Property hunters scrolling through rental listings on Domain and realestate.com.au this week have encountered a pattern that advocates say is becoming routine in Wollongong: photographs from one property quietly substituted for another, outdated images recycled from previous tenancies, or stock shots standing in for rooms that look nothing like the advertised unit. The issue of duplicate and replaced listing images flared again locally after several prospective tenants reported turning up to inspections in the Wollongong CBD and the suburb of Fairy Meadow only to find the interior bore no resemblance to the photos posted online.
The timing is significant. The Illawarra region is carrying some of the heaviest rental pressure in regional NSW, driven by constrained supply, population movement from Sydney, and slow progress on new housing approvals. Every misleading listing wastes time for renters who are already attending six, eight, sometimes a dozen inspections before securing a property. In that environment, a replaced hero image is not a minor administrative error — it can cost someone a day of work and a tank of petrol they cannot easily spare.
Where the problem is showing up locally
Complaints this week clustered around listings in three suburbs: Wollongong city centre, Fairy Meadow, and Corrimal. Tenants described arriving at addresses on Crown Street and Bourke Street in the CBD to find the kitchen or lounge room photographed was from an entirely different layout — in one case, apparently sourced from a premium fitout in a newer building on the same street. Corrimal, where older brick units dominate the rental stock, saw at least two listings flagged on local community Facebook groups for using images that advocates believe originated from a renovated property elsewhere in the Illawarra.
NSW Fair Trading administers the Property and Stock Agents Act 2002, which requires agents to ensure advertising is not false, misleading or deceptive.
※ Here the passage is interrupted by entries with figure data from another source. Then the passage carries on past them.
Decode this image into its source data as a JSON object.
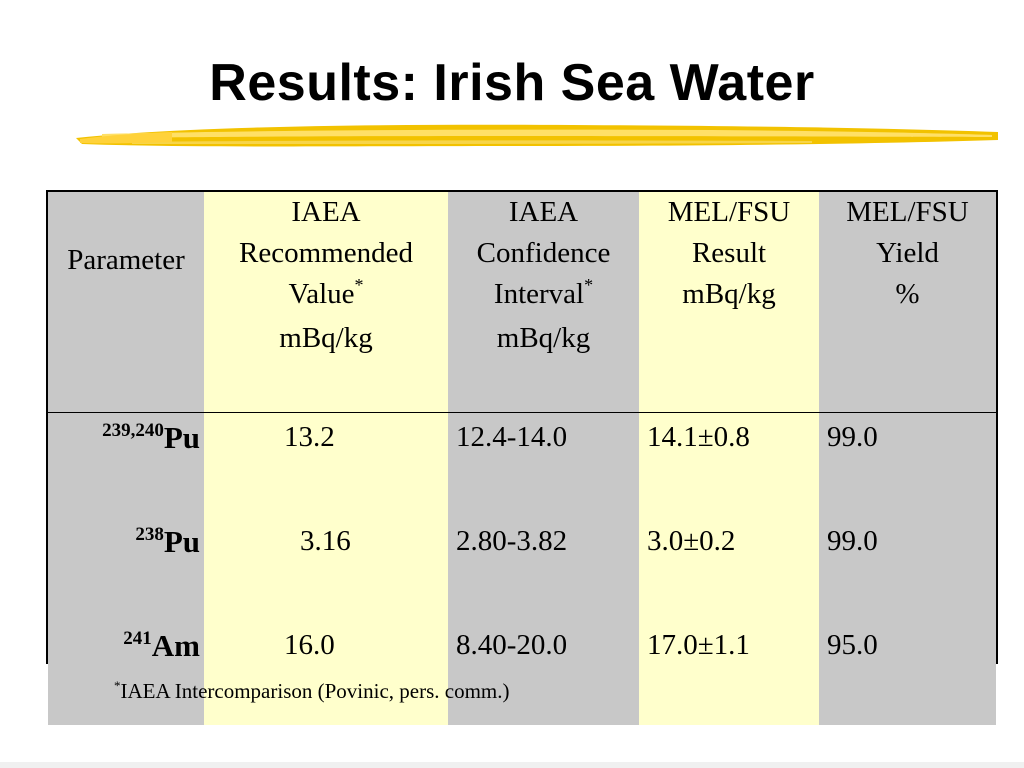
{
  "title": "Results: Irish Sea Water",
  "table": {
    "header": {
      "parameter": "Parameter",
      "col1": [
        "IAEA",
        "Recommended",
        "Value",
        "mBq/kg"
      ],
      "col2": [
        "IAEA",
        "Confidence",
        "Interval",
        "mBq/kg"
      ],
      "col3": [
        "MEL/FSU",
        "Result",
        "mBq/kg"
      ],
      "col4": [
        "MEL/FSU",
        "Yield",
        "%"
      ],
      "asterisk": "*"
    },
    "rows": [
      {
        "mass": "239,240",
        "element": "Pu",
        "recommended": "13.2",
        "interval": "12.4-14.0",
        "result": "14.1±0.8",
        "yield": "99.0"
      },
      {
        "mass": "238",
        "element": "Pu",
        "recommended": "3.16",
        "interval": "2.80-3.82",
        "result": "3.0±0.2",
        "yield": "99.0"
      },
      {
        "mass": "241",
        "element": "Am",
        "recommended": "16.0",
        "interval": "8.40-20.0",
        "result": "17.0±1.1",
        "yield": "95.0"
      }
    ]
  },
  "footnote": {
    "marker": "*",
    "text": "IAEA Intercomparison (Povinic, pers. comm.)"
  },
  "colors": {
    "gray": "#c8c8c8",
    "yellow": "#ffffcc",
    "brush": "#f2c200"
  }
}
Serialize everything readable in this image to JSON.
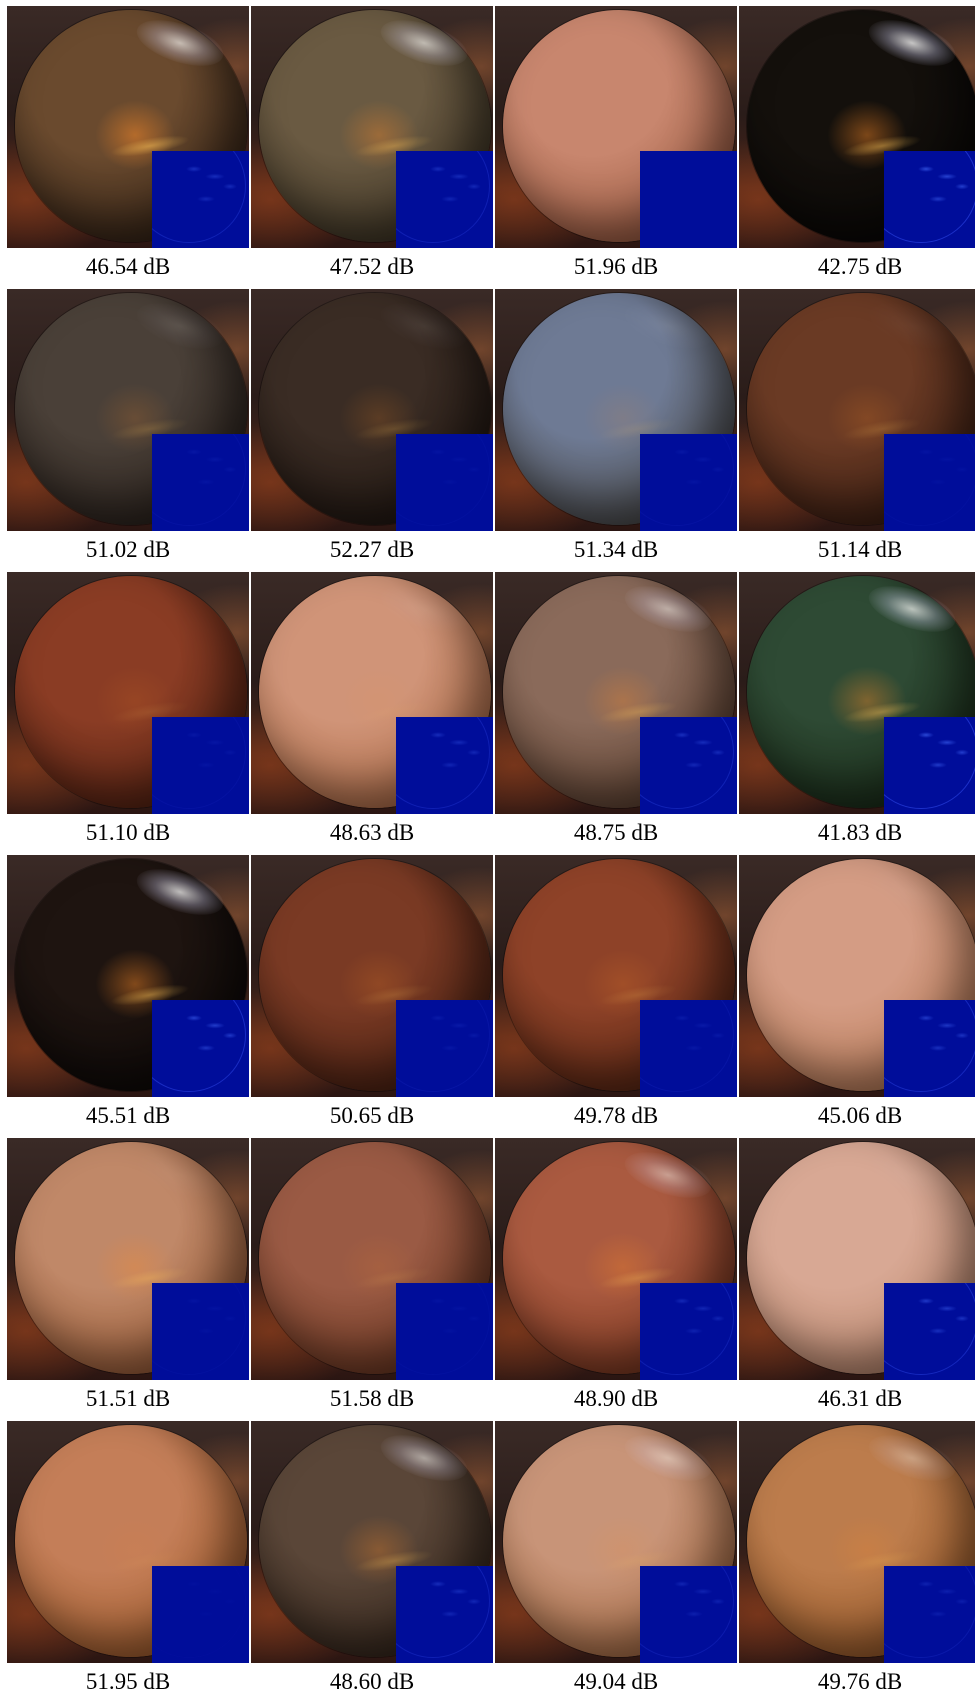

Tenants Union NSW has previously noted that complaints about misleading property advertising are among the most common grievances it fields from renters statewide, though the organisation has not publicly released Wollongong-specific figures for 2026. The University of Wollongong's student housing office, which assists hundreds of international and domestic students searching for private rentals each semester, told the Daily Wollongong this week it had received an uptick in student complaints about listings where photos did not match the property inspected — though the office declined to provide a precise count before the current semester's intake closes on July 18.
The Illawarra Legal Centre on Burelli Street in Wollongong handles tenancy disputes and has seen steady demand for advice on misleading advertising and bond disputes through the first half of 2026. Under NSW law, a tenant who can demonstrate a property was materially misrepresented at the point of application may have grounds to withdraw from a lease agreement without penalty, but the bar for proving that case is high and the process is slow.
What renters and agents should do now
The practical advice from tenancy advocates is straightforward: screenshot every image in a listing at the time of application and save the URL with a timestamp. If the property at inspection differs substantially from advertised photographs, document the discrepancy in writing to the agent before signing anything. Complaints can be lodged directly with NSW Fair Trading online or by phone, and the Illawarra Legal Centre offers free initial tenancy advice on Tuesday and Thursday mornings.
For agents, the risk is reputational as well as regulatory. Wollongong's rental market is tight enough that landlords can afford to be selective about who manages their properties, and agencies found repeatedly substituting images face the prospect of losing management contracts as well as Fair Trading scrutiny. The Real Estate Institute of NSW updated its photography and advertising guidelines in late 2024, specifically addressing the use of digitally altered or misattributed images in listings.
Wollongong City Council is currently reviewing its Local Housing Strategy, with a public submission period running until August 1. Whether image integrity in private listings falls within the council's remit is debatable, but transparency advocates argue the council can use its influence with state agencies to push for stronger enforcement — particularly as the Illawarra Shoalhaven Regional Development Fund continues to attract workers and families into a region where honest information about housing is in short supply.